The 28-year-old is fresh off a 90‑second personal best over 10km on the famed Valencia course two weeks ago.
His 27:41 finish brought him under the previous Irish record, though countryman and record holder Efrem Gidey crossed the line three seconds ahead.
Crucially, O’Leary’s Valencia performance met the A standard for the European Championships in August, putting him firmly on track for a major summer.
There was no downtime after Spain. Following a short layover in Dublin, O’Leary travelled directly to an Athletics Ireland training camp in Flagstaff, arriving, he admitted, with tired legs.
“I got out here a little later than everyone. I was racing the Valencia 10k on the 11th of January. That was the Sunday, and I flew to Flagstaff on the Monday… I was quite a tired man on Tuesday's easy run. I got dropped very badly from the group,” O’Leary told the Irish Athletics Podcast.
Looking ahead, the Westmeath man outlined plans to race indoors in the United States before returning home in March for a short break.
After that, all focus will turn to producing another top-class performance at the European Championships.
“Birmingham is 100% the focus. I'm going to race indoors here. I'm going to take a proper break then in March and then start building back up towards Birmingham and make sure I'm ready to produce.”
The past year has been transformative for O’Leary.
In 2025, he ran personal bests over both 10,000m and 5,000m on the track, before delivering the performance of his life in December with a fifth-place finish at the European Cross Country Championships.
“The 2025 season has been… everything just aligned for me. Training has all come together; the click has happened. I'm really just getting to show how good I can be and how good I know I can be.

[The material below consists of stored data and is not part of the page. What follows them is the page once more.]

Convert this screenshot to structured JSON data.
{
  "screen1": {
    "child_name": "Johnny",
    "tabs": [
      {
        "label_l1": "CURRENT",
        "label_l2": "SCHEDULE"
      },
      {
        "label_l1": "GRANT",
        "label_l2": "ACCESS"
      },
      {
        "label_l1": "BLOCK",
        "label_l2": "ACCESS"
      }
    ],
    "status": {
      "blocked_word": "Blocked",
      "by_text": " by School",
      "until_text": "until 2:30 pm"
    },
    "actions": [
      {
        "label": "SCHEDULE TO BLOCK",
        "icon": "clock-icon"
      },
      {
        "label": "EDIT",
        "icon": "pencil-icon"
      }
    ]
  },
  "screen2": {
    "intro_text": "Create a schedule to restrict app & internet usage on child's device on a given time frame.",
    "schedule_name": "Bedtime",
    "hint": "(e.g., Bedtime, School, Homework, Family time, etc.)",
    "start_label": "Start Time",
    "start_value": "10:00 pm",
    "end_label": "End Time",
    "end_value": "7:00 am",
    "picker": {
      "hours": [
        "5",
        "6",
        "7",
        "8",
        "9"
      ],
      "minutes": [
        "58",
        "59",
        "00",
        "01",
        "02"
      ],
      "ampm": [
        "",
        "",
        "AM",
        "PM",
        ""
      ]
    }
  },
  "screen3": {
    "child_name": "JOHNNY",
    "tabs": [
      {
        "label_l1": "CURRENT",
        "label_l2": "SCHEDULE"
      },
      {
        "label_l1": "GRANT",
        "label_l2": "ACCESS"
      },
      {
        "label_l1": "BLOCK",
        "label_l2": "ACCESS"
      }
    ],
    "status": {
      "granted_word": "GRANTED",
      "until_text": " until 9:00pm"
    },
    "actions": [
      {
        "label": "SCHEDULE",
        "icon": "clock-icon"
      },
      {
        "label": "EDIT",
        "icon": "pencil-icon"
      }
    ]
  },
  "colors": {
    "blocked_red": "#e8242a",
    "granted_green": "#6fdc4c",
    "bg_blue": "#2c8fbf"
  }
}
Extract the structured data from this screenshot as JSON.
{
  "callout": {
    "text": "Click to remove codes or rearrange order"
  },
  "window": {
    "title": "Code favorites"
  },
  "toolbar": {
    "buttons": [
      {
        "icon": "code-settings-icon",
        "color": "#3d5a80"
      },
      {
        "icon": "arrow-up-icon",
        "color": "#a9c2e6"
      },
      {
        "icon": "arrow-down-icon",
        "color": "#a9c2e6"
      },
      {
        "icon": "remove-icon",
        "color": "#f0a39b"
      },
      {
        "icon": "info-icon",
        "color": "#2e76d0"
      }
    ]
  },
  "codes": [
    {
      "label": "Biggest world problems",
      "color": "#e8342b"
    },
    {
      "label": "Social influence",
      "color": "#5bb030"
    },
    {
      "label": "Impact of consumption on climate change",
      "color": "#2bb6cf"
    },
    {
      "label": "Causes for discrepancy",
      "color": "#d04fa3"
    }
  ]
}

But, you know, that's only 10–20% of the story most of the time.”
Buoyed by his recent run of form, O’Leary said he wishes everyone could experience the exhilaration of a runner’s high.
“I feel like I'm smiling the whole time now, and I'm really just enjoying life… If I could hook this feeling of happiness up to everyone's veins, this is why we do it.”
His joy becomes even more understandable given the challenges he faced earlier in his career.
In 2021, he suffered a sacral stress fracture, which was followed by a sequence of injuries that took nearly four years to overcome.
“I started getting hamstring tendinopathy, Achilles issues, and that all in all took the guts of a year and a half to sort out and get my body back in one piece.”
Despite his recent success, O’Leary remains all too aware of the struggles most athletes endure behind the scenes.
“It's the moments before that, where you can't run. There’s a lot that goes on behind the scenes that maybe people don’t see, or maybe people forget when they see you stood up on a European podium. I was the one standing on the podium, but there were probably a hundred different people standing up there with me.
“And that's the same for every single one of us. Brian (Fay), Dalton (Cormac), Efrem (Gidey), Darragh (McElhinney)… We've all been on our own journeys. That's all part of it; that's the beauty of sport too.”
Yet even with the hardship, O’Leary says he wouldn't trade anything about the journey that led to his 2025 breakthrough and his electric start to 2026.
“I would have gone through 10 years of injuries for 2025 to happen again. That European podium, that’s the greatest moment of my life.
“I don't want to sound too dramatic, but to stand up there with all your friends, with European medals around your neck, seeing the Irish flag being raised… It’s the most incredible thing I've ever experienced.”